GKS jak wytrawny bokser

GKS jak wytrawny bokser

Dwa szybkie ciosy, kontrola gry i wreszcie nokaut w końcówce spotkania. GKS ze Gryfem Słupsk walczył niczym wytrawny bokser. Przed meczem wiadomo było, że najgroźniejsi konkurenci w walce o baraż potracili punkty i zespół Sebastiana Letniowskiego musi zapewnić sobie trzy punkty by nadal liderować w III lidze Bałtyckiej.

Już w pierwszej akcji po rozpoczęciu gry bramkę zdobywa Łukasz Stasiak. Bramkarz rywali nie zdążył się otrząsnąć po stracie bramki, a chwilę później znów musiał wyjmować piłkę z siatki. Znakomitą główką popisał się Przemysław Kostuch i było już 2:0. Po strzeleniu drugiego gola przez gospodarzy gra się uspokoiła i zaczęliśmy oglądać już do końca meczu radosny futbol. Oba zespoły prześcigały się w ilość błędów w linii obrony, brak dokładności w grze oraz brak skuteczności to długo coś takiego kibice w Przodkowie nie oglądali.
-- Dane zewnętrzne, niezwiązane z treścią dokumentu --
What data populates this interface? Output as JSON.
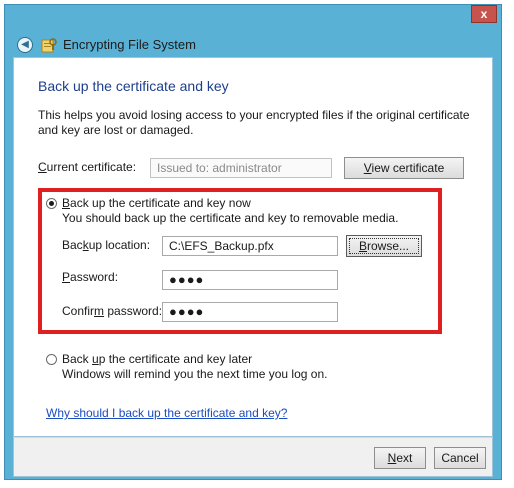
{
  "window": {
    "title": "Encrypting File System",
    "close_label": "x"
  },
  "page": {
    "heading": "Back up the certificate and key",
    "description": "This helps you avoid losing access to your encrypted files if the original certificate and key are lost or damaged."
  },
  "current_certificate": {
    "label_pre": "",
    "label_key": "C",
    "label_post": "urrent certificate:",
    "value": "Issued to: administrator",
    "view_btn_pre": "",
    "view_btn_key": "V",
    "view_btn_post": "iew certificate"
  },
  "backup_now": {
    "option_pre": "",
    "option_key": "B",
    "option_post": "ack up the certificate and key now",
    "hint": "You should back up the certificate and key to removable media.",
    "location_label_pre": "Bac",
    "location_label_key": "k",
    "location_label_post": "up location:",
    "location_value": "C:\\EFS_Backup.pfx",
    "browse_pre": "",
    "browse_key": "B",
    "browse_post": "rowse...",
    "password_label_pre": "",
    "password_label_key": "P",
    "password_label_post": "assword:",
    "password_value": "●●●●",
    "confirm_label_pre": "Confir",
    "confirm_label_key": "m",
    "confirm_label_post": " password:",
    "confirm_value": "●●●●"
  },
  "backup_later": {
    "option_pre": "Back ",
    "option_key": "u",
    "option_post": "p the certificate and key later",
    "hint": "Windows will remind you the next time you log on."
  },
  "help_link": "Why should I back up the certificate and key?",
  "footer": {
    "next_pre": "",
    "next_key": "N",
    "next_post": "ext",
    "cancel": "Cancel"
  },
  "colors": {
    "frame": "#5ab1d6",
    "heading": "#1e3f8c",
    "highlight": "#e02020",
    "link": "#1a4cc2"
  }
}
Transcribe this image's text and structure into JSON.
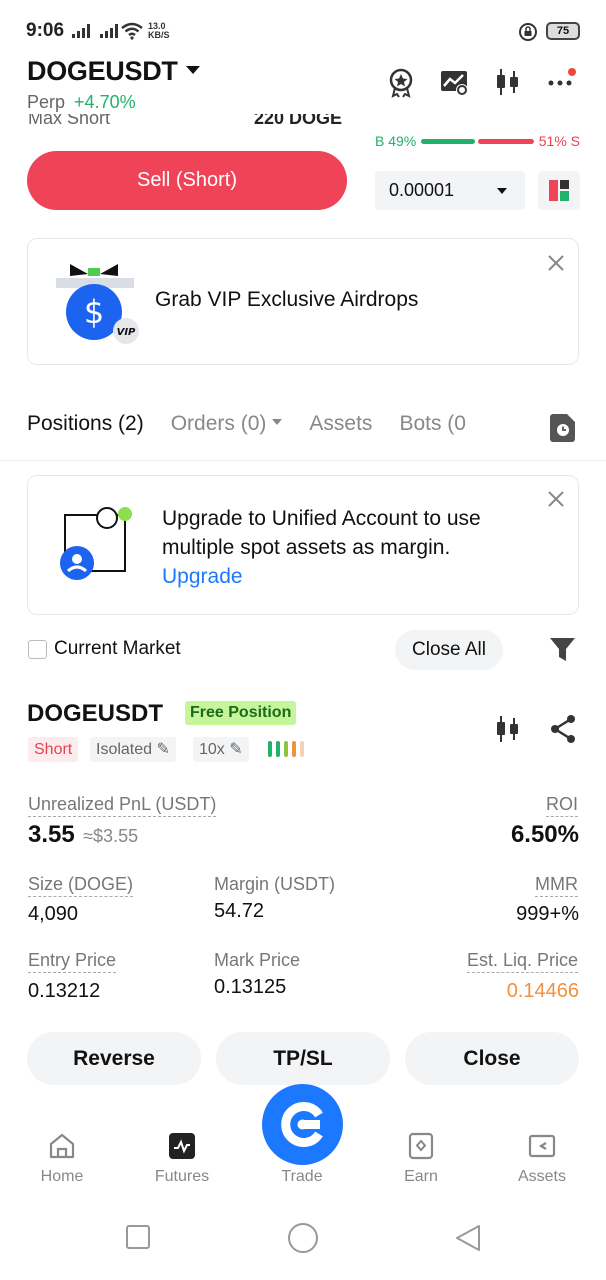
{
  "status_bar": {
    "time": "9:06",
    "speed_value": "13.0",
    "speed_unit": "KB/S",
    "battery": "75"
  },
  "header": {
    "pair": "DOGEUSDT",
    "contract_type": "Perp",
    "change": "+4.70%",
    "icons": [
      "badge-icon",
      "chart-settings-icon",
      "candlestick-icon",
      "more-icon"
    ]
  },
  "trade_panel": {
    "max_short_label": "Max Short",
    "max_short_value": "220 DOGE",
    "sell_button": "Sell (Short)",
    "buy_ratio": "B 49%",
    "sell_ratio": "51% S",
    "buy_ratio_value": 49,
    "sell_ratio_value": 51,
    "tick_size": "0.00001"
  },
  "vip_banner": {
    "text": "Grab VIP Exclusive Airdrops",
    "vip_badge": "VIP"
  },
  "tabs": {
    "positions": "Positions (2)",
    "orders": "Orders (0)",
    "assets": "Assets",
    "bots": "Bots (0"
  },
  "upgrade_card": {
    "text": "Upgrade to Unified Account to use multiple spot assets as margin.",
    "link": "Upgrade"
  },
  "filter_row": {
    "checkbox_label": "Current Market",
    "close_all": "Close All"
  },
  "position": {
    "symbol": "DOGEUSDT",
    "badge": "Free Position",
    "side": "Short",
    "margin_mode": "Isolated",
    "leverage": "10x",
    "unrealized_pnl_label": "Unrealized PnL (USDT)",
    "unrealized_pnl": "3.55",
    "unrealized_pnl_usd": "≈$3.55",
    "roi_label": "ROI",
    "roi": "6.50%",
    "size_label": "Size (DOGE)",
    "size": "4,090",
    "margin_label": "Margin (USDT)",
    "margin": "54.72",
    "mmr_label": "MMR",
    "mmr": "999+%",
    "entry_price_label": "Entry Price",
    "entry_price": "0.13212",
    "mark_price_label": "Mark Price",
    "mark_price": "0.13125",
    "liq_price_label": "Est. Liq. Price",
    "liq_price": "0.14466",
    "actions": {
      "reverse": "Reverse",
      "tpsl": "TP/SL",
      "close": "Close"
    }
  },
  "bottom_nav": {
    "home": "Home",
    "futures": "Futures",
    "trade": "Trade",
    "earn": "Earn",
    "assets": "Assets"
  },
  "colors": {
    "green": "#20b26c",
    "red": "#ef4458",
    "blue": "#1c79ff",
    "orange": "#f3913c"
  }
}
Gości mimo wysokiej przegranej należy pochwalić za otwartą grę oraz ambicję gry do końca meczu.

GKS Przodkowo - Gryf Słupsk 5:1 ( 3:1 )

bramki - Łukasz Stasiak 2’, Przemysław Kostuch 8’, Karol Szopiński 31’, Łukasz Duszkiewicz 48’, Michał Marczak 90+1’ - Patryk Pytlak 27’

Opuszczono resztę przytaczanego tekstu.